Why are some people so quick to assume unreasoning anti-american sentiment is behind any criticism of policy?

If some other government tried to get the UN on-board for a hostile overthrow of a country that you (and the overwhelming majority of the international community) remained unconvinced presented a credible threat, failed, pushed ahead almost entirely alone, and realized that they were in over their head, would you be willing to dig into your pocket to spare that government embarrassment at home?

As it happens, the Bush administration has no real need to go begging to those whose judgement it has so recently dismissed as “irrelevant.” Alternatively, they could take a political hit and take back the tax cuts they’ve extended to the wealthiest 1% of their electorate, and more than make up the cost of their war. This, they have unequivocably refused to do, with an eye on the polls in 2004.

Their bed, they can lie in it.

Here’s a newsflash, stupid. Crippling the economy of the US means crippling the economy of the world. And if push comes to shove, I’m pretty sure we aren’t going to cripple our economy to marginally improve some third world sandpile.

msmith, meet hyperbole.

Translation: “If an elected government makes costly mistakes, they should pay the political price for it before extending a begging-bowl to those who advised against those mistakes.”

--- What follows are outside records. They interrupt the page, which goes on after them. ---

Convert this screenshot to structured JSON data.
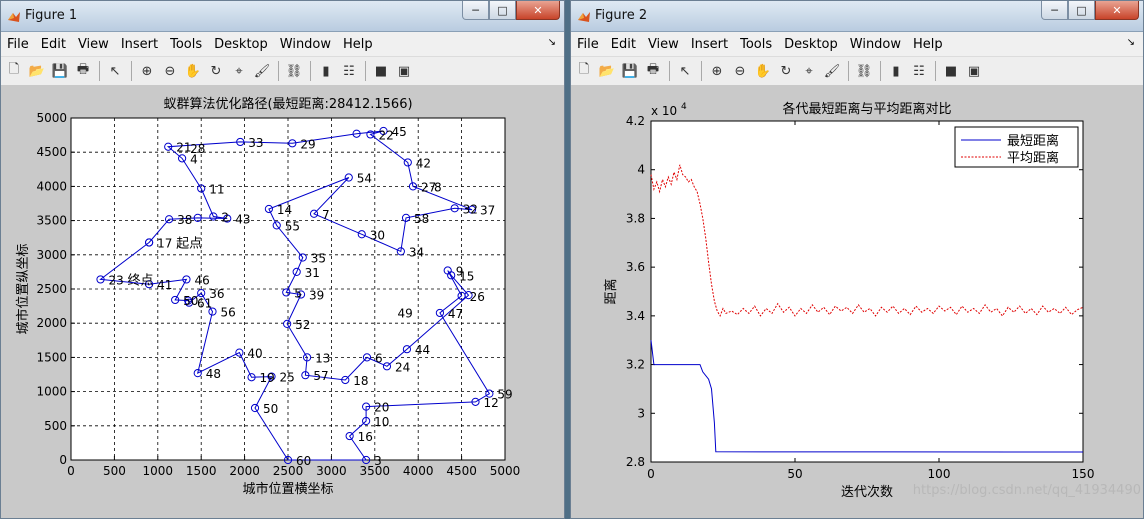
{
  "window1": {
    "title": "Figure 1",
    "menus": [
      "File",
      "Edit",
      "View",
      "Insert",
      "Tools",
      "Desktop",
      "Window",
      "Help"
    ],
    "toolbar_icons": [
      "new-file-icon",
      "open-folder-icon",
      "save-icon",
      "print-icon",
      "|",
      "pointer-icon",
      "|",
      "zoom-in-icon",
      "zoom-out-icon",
      "pan-hand-icon",
      "rotate-icon",
      "data-cursor-icon",
      "brush-icon",
      "|",
      "link-plot-icon",
      "|",
      "colorbar-icon",
      "legend-icon",
      "|",
      "hide-plot-tools-icon",
      "show-plot-tools-icon"
    ]
  },
  "window2": {
    "title": "Figure 2",
    "menus": [
      "File",
      "Edit",
      "View",
      "Insert",
      "Tools",
      "Desktop",
      "Window",
      "Help"
    ],
    "toolbar_icons": [
      "new-file-icon",
      "open-folder-icon",
      "save-icon",
      "print-icon",
      "|",
      "pointer-icon",
      "|",
      "zoom-in-icon",
      "zoom-out-icon",
      "pan-hand-icon",
      "rotate-icon",
      "data-cursor-icon",
      "brush-icon",
      "|",
      "link-plot-icon",
      "|",
      "colorbar-icon",
      "legend-icon",
      "|",
      "hide-plot-tools-icon",
      "show-plot-tools-icon"
    ]
  },
  "chart_data": [
    {
      "type": "line",
      "title": "蚁群算法优化路径(最短距离:28412.1566)",
      "xlabel": "城市位置横坐标",
      "ylabel": "城市位置纵坐标",
      "xlim": [
        0,
        5000
      ],
      "ylim": [
        0,
        5000
      ],
      "xticks": [
        0,
        500,
        1000,
        1500,
        2000,
        2500,
        3000,
        3500,
        4000,
        4500,
        5000
      ],
      "yticks": [
        0,
        500,
        1000,
        1500,
        2000,
        2500,
        3000,
        3500,
        4000,
        4500,
        5000
      ],
      "grid": true,
      "line_color": "#0000cc",
      "marker": "circle",
      "start_label": "起点",
      "end_label": "终点",
      "route": [
        [
          900,
          3180
        ],
        [
          340,
          2640
        ],
        [
          900,
          2570
        ],
        [
          1330,
          2640
        ],
        [
          1200,
          2340
        ],
        [
          1350,
          2330
        ],
        [
          1360,
          2300
        ],
        [
          1500,
          2440
        ],
        [
          1630,
          2170
        ],
        [
          1460,
          1270
        ],
        [
          1940,
          1570
        ],
        [
          2080,
          1210
        ],
        [
          2310,
          1220
        ],
        [
          2120,
          760
        ],
        [
          2500,
          0
        ],
        [
          3400,
          0
        ],
        [
          3210,
          350
        ],
        [
          3400,
          570
        ],
        [
          3400,
          780
        ],
        [
          4660,
          850
        ],
        [
          4820,
          970
        ],
        [
          4250,
          2150
        ],
        [
          4500,
          2400
        ],
        [
          4340,
          2770
        ],
        [
          4380,
          2700
        ],
        [
          4580,
          2410
        ],
        [
          3870,
          1620
        ],
        [
          3640,
          1370
        ],
        [
          3410,
          1500
        ],
        [
          3160,
          1170
        ],
        [
          2700,
          1240
        ],
        [
          2720,
          1500
        ],
        [
          2490,
          1990
        ],
        [
          2650,
          2420
        ],
        [
          2480,
          2450
        ],
        [
          2600,
          2750
        ],
        [
          2670,
          2960
        ],
        [
          2370,
          3430
        ],
        [
          2280,
          3670
        ],
        [
          3200,
          4130
        ],
        [
          2800,
          3600
        ],
        [
          3350,
          3300
        ],
        [
          3800,
          3050
        ],
        [
          3860,
          3540
        ],
        [
          4420,
          3680
        ],
        [
          4620,
          3660
        ],
        [
          3940,
          4000
        ],
        [
          3880,
          4350
        ],
        [
          3450,
          4760
        ],
        [
          3600,
          4810
        ],
        [
          3290,
          4770
        ],
        [
          2550,
          4630
        ],
        [
          1950,
          4650
        ],
        [
          1120,
          4580
        ],
        [
          1280,
          4410
        ],
        [
          1500,
          3970
        ],
        [
          1640,
          3560
        ],
        [
          1800,
          3530
        ],
        [
          1460,
          3540
        ],
        [
          1130,
          3520
        ],
        [
          900,
          3180
        ]
      ],
      "point_labels": [
        {
          "x": 900,
          "y": 3180,
          "text": "17"
        },
        {
          "x": 340,
          "y": 2640,
          "text": "23"
        },
        {
          "x": 900,
          "y": 2570,
          "text": "41"
        },
        {
          "x": 1330,
          "y": 2640,
          "text": "46"
        },
        {
          "x": 1200,
          "y": 2340,
          "text": "50"
        },
        {
          "x": 1360,
          "y": 2300,
          "text": "61"
        },
        {
          "x": 1500,
          "y": 2440,
          "text": "36"
        },
        {
          "x": 1630,
          "y": 2170,
          "text": "56"
        },
        {
          "x": 1460,
          "y": 1270,
          "text": "48"
        },
        {
          "x": 1940,
          "y": 1570,
          "text": "40"
        },
        {
          "x": 2080,
          "y": 1210,
          "text": "19"
        },
        {
          "x": 2310,
          "y": 1220,
          "text": "25"
        },
        {
          "x": 2120,
          "y": 760,
          "text": "50"
        },
        {
          "x": 2500,
          "y": 0,
          "text": "60"
        },
        {
          "x": 3400,
          "y": 0,
          "text": "3"
        },
        {
          "x": 3210,
          "y": 350,
          "text": "16"
        },
        {
          "x": 3400,
          "y": 570,
          "text": "10"
        },
        {
          "x": 3400,
          "y": 780,
          "text": "20"
        },
        {
          "x": 4660,
          "y": 850,
          "text": "12"
        },
        {
          "x": 4820,
          "y": 970,
          "text": "59"
        },
        {
          "x": 4250,
          "y": 2150,
          "text": "47"
        },
        {
          "x": 4500,
          "y": 2400,
          "text": "26"
        },
        {
          "x": 4340,
          "y": 2770,
          "text": "9"
        },
        {
          "x": 4380,
          "y": 2700,
          "text": "15"
        },
        {
          "x": 3870,
          "y": 1620,
          "text": "44"
        },
        {
          "x": 3640,
          "y": 1370,
          "text": "24"
        },
        {
          "x": 3410,
          "y": 1500,
          "text": "6"
        },
        {
          "x": 3160,
          "y": 1170,
          "text": "18"
        },
        {
          "x": 2700,
          "y": 1240,
          "text": "57"
        },
        {
          "x": 2720,
          "y": 1500,
          "text": "13"
        },
        {
          "x": 2490,
          "y": 1990,
          "text": "52"
        },
        {
          "x": 2650,
          "y": 2420,
          "text": "39"
        },
        {
          "x": 2480,
          "y": 2450,
          "text": "5"
        },
        {
          "x": 2600,
          "y": 2750,
          "text": "31"
        },
        {
          "x": 2670,
          "y": 2960,
          "text": "35"
        },
        {
          "x": 2370,
          "y": 3430,
          "text": "55"
        },
        {
          "x": 2280,
          "y": 3670,
          "text": "14"
        },
        {
          "x": 3200,
          "y": 4130,
          "text": "54"
        },
        {
          "x": 2800,
          "y": 3600,
          "text": "7"
        },
        {
          "x": 3350,
          "y": 3300,
          "text": "30"
        },
        {
          "x": 3800,
          "y": 3050,
          "text": "34"
        },
        {
          "x": 3860,
          "y": 3540,
          "text": "58"
        },
        {
          "x": 4420,
          "y": 3680,
          "text": "32"
        },
        {
          "x": 4620,
          "y": 3660,
          "text": "37"
        },
        {
          "x": 3940,
          "y": 4000,
          "text": "27"
        },
        {
          "x": 4090,
          "y": 4000,
          "text": "8"
        },
        {
          "x": 3670,
          "y": 2160,
          "text": "49"
        },
        {
          "x": 3880,
          "y": 4350,
          "text": "42"
        },
        {
          "x": 3450,
          "y": 4760,
          "text": "22"
        },
        {
          "x": 3600,
          "y": 4810,
          "text": "45"
        },
        {
          "x": 2550,
          "y": 4630,
          "text": "29"
        },
        {
          "x": 1950,
          "y": 4650,
          "text": "33"
        },
        {
          "x": 1120,
          "y": 4580,
          "text": "21"
        },
        {
          "x": 1280,
          "y": 4560,
          "text": "28"
        },
        {
          "x": 1280,
          "y": 4410,
          "text": "4"
        },
        {
          "x": 1500,
          "y": 3970,
          "text": "11"
        },
        {
          "x": 1640,
          "y": 3560,
          "text": "2"
        },
        {
          "x": 1800,
          "y": 3530,
          "text": "43"
        },
        {
          "x": 1130,
          "y": 3520,
          "text": "38"
        }
      ]
    },
    {
      "type": "line",
      "title": "各代最短距离与平均距离对比",
      "xlabel": "迭代次数",
      "ylabel": "距离",
      "xlim": [
        0,
        150
      ],
      "ylim": [
        28000,
        42000
      ],
      "xticks": [
        0,
        50,
        100,
        150
      ],
      "yticks": [
        "2.8",
        "3",
        "3.2",
        "3.4",
        "3.6",
        "3.8",
        "4",
        "4.2"
      ],
      "y_exponent_label": "x 10",
      "y_exponent": "4",
      "grid": false,
      "legend_position": "top-right",
      "series": [
        {
          "name": "最短距离",
          "color": "#0000cc",
          "dash": "solid",
          "points": [
            [
              0,
              33000
            ],
            [
              1,
              32000
            ],
            [
              17,
              32000
            ],
            [
              18,
              31700
            ],
            [
              20,
              31400
            ],
            [
              21,
              31000
            ],
            [
              22,
              29600
            ],
            [
              22.5,
              28420
            ],
            [
              150,
              28412
            ]
          ]
        },
        {
          "name": "平均距离",
          "color": "#e00000",
          "dash": "dotted",
          "points": [
            [
              0,
              39800
            ],
            [
              1,
              39200
            ],
            [
              2,
              39500
            ],
            [
              3,
              39100
            ],
            [
              4,
              39600
            ],
            [
              5,
              39300
            ],
            [
              6,
              39700
            ],
            [
              7,
              39400
            ],
            [
              8,
              39900
            ],
            [
              9,
              39600
            ],
            [
              10,
              40200
            ],
            [
              11,
              39800
            ],
            [
              12,
              39700
            ],
            [
              13,
              39500
            ],
            [
              14,
              39600
            ],
            [
              15,
              39300
            ],
            [
              16,
              39100
            ],
            [
              17,
              38600
            ],
            [
              18,
              38000
            ],
            [
              19,
              37200
            ],
            [
              20,
              36200
            ],
            [
              21,
              35300
            ],
            [
              22,
              34600
            ],
            [
              23,
              34200
            ],
            [
              24,
              34000
            ],
            [
              25,
              34300
            ],
            [
              26,
              34100
            ],
            [
              28,
              34200
            ],
            [
              30,
              34050
            ],
            [
              32,
              34300
            ],
            [
              34,
              34100
            ],
            [
              36,
              34400
            ],
            [
              38,
              34000
            ],
            [
              40,
              34300
            ],
            [
              42,
              34100
            ],
            [
              44,
              34500
            ],
            [
              46,
              34150
            ],
            [
              48,
              34350
            ],
            [
              50,
              34000
            ],
            [
              52,
              34300
            ],
            [
              54,
              34100
            ],
            [
              56,
              34450
            ],
            [
              58,
              34150
            ],
            [
              60,
              34350
            ],
            [
              62,
              34050
            ],
            [
              64,
              34400
            ],
            [
              66,
              34200
            ],
            [
              68,
              34350
            ],
            [
              70,
              34100
            ],
            [
              72,
              34450
            ],
            [
              74,
              34150
            ],
            [
              76,
              34300
            ],
            [
              78,
              34000
            ],
            [
              80,
              34350
            ],
            [
              82,
              34150
            ],
            [
              84,
              34400
            ],
            [
              86,
              34100
            ],
            [
              88,
              34300
            ],
            [
              90,
              34050
            ],
            [
              92,
              34400
            ],
            [
              94,
              34150
            ],
            [
              96,
              34300
            ],
            [
              98,
              34100
            ],
            [
              100,
              34400
            ],
            [
              102,
              34200
            ],
            [
              104,
              34350
            ],
            [
              106,
              34050
            ],
            [
              108,
              34400
            ],
            [
              110,
              34150
            ],
            [
              112,
              34300
            ],
            [
              114,
              34100
            ],
            [
              116,
              34450
            ],
            [
              118,
              34150
            ],
            [
              120,
              34300
            ],
            [
              122,
              34000
            ],
            [
              124,
              34350
            ],
            [
              126,
              34150
            ],
            [
              128,
              34400
            ],
            [
              130,
              34100
            ],
            [
              132,
              34300
            ],
            [
              134,
              34050
            ],
            [
              136,
              34400
            ],
            [
              138,
              34150
            ],
            [
              140,
              34300
            ],
            [
              142,
              34100
            ],
            [
              144,
              34350
            ],
            [
              146,
              34050
            ],
            [
              148,
              34250
            ],
            [
              150,
              34350
            ]
          ]
        }
      ]
    }
  ],
  "watermark": "https://blog.csdn.net/qq_41934490"
}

I doubt that anyone really imagines that other UN members are in a position to bail out the US economy in any real sense. The US has a relatively robust economy and is in a position to absorb the cost of the war with little hardship, which is largely why the request has gone over so poorly in the rest of the world.

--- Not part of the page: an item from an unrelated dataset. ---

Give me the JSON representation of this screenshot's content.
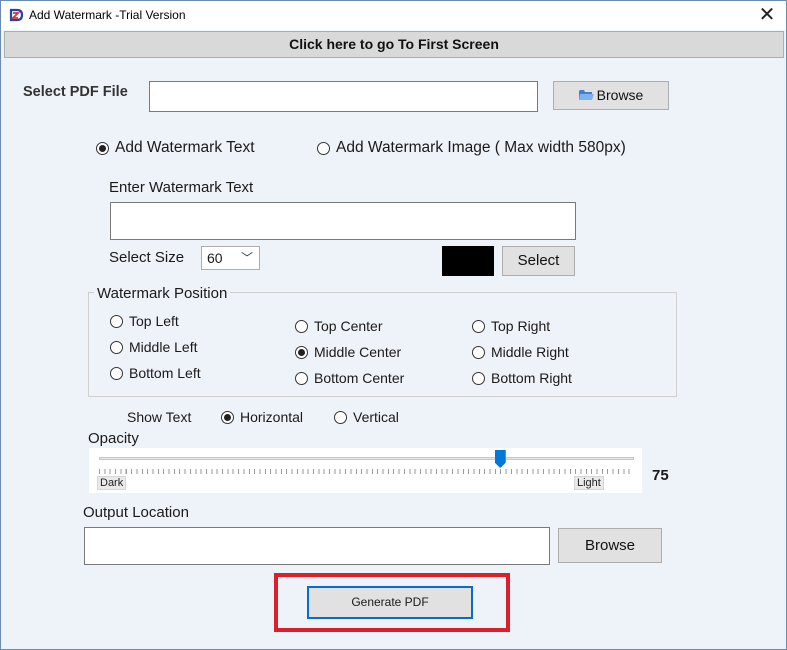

Gotta love some of these conservative wankers. When Iraq serves the their cynical needs, it’s a desperate country with good people who need to be rescued from a tyrant.

But as soon as the venture starts to backfire, they show their true colours, and Iraq is once again just “some third world sandpile.”

Kudos to you, msmith, for at least being honest.

Well we’ll see if Bush pays a political price in 2004. A lot of that will depend on whether the Democrats can field a candidate that can offer anything other than “not Bush”.

As for the rest of the world, do they deserve to “pay the price” for Bush’s decisions? What do you think will happen if we up and pull out of iraq and leave it in chaos?

Got to love those liberal crybaby bitch-hos. They are always quick to criticise mistakes but pretty slow in suggesting solutions.

We did propose a solution - approximately ten million of us did, on February 15.

You stuffed the grenade down your pants anyway.

So the same group that couldn’t stop the US from going to war is going to force the US to “meet their obligations”? That would be a nice trick.

Larry Mudd , the reason I’m so uppity is that the anti-jingoism, has gotten, well, jingoistic.

I didn’t elect king George I or II, and don’t see where I should have to take it on the chin anymore than some poor average Iraqi Joe whose home and livelyhood were destroyed in a “collateral damage” incident because Saddam was a rat bastard, who repeatedly violated UN sanctions not to mention basic human rights. Fine, George made his bed, I agree with your sentiments, but like someone already mentioned, do you really think he and his 1%er buddies are going to be the ones “digging in their pockets” to spare themselves embarassment? Naw, I’m pretty sure that duty and honor will fall on people like myself.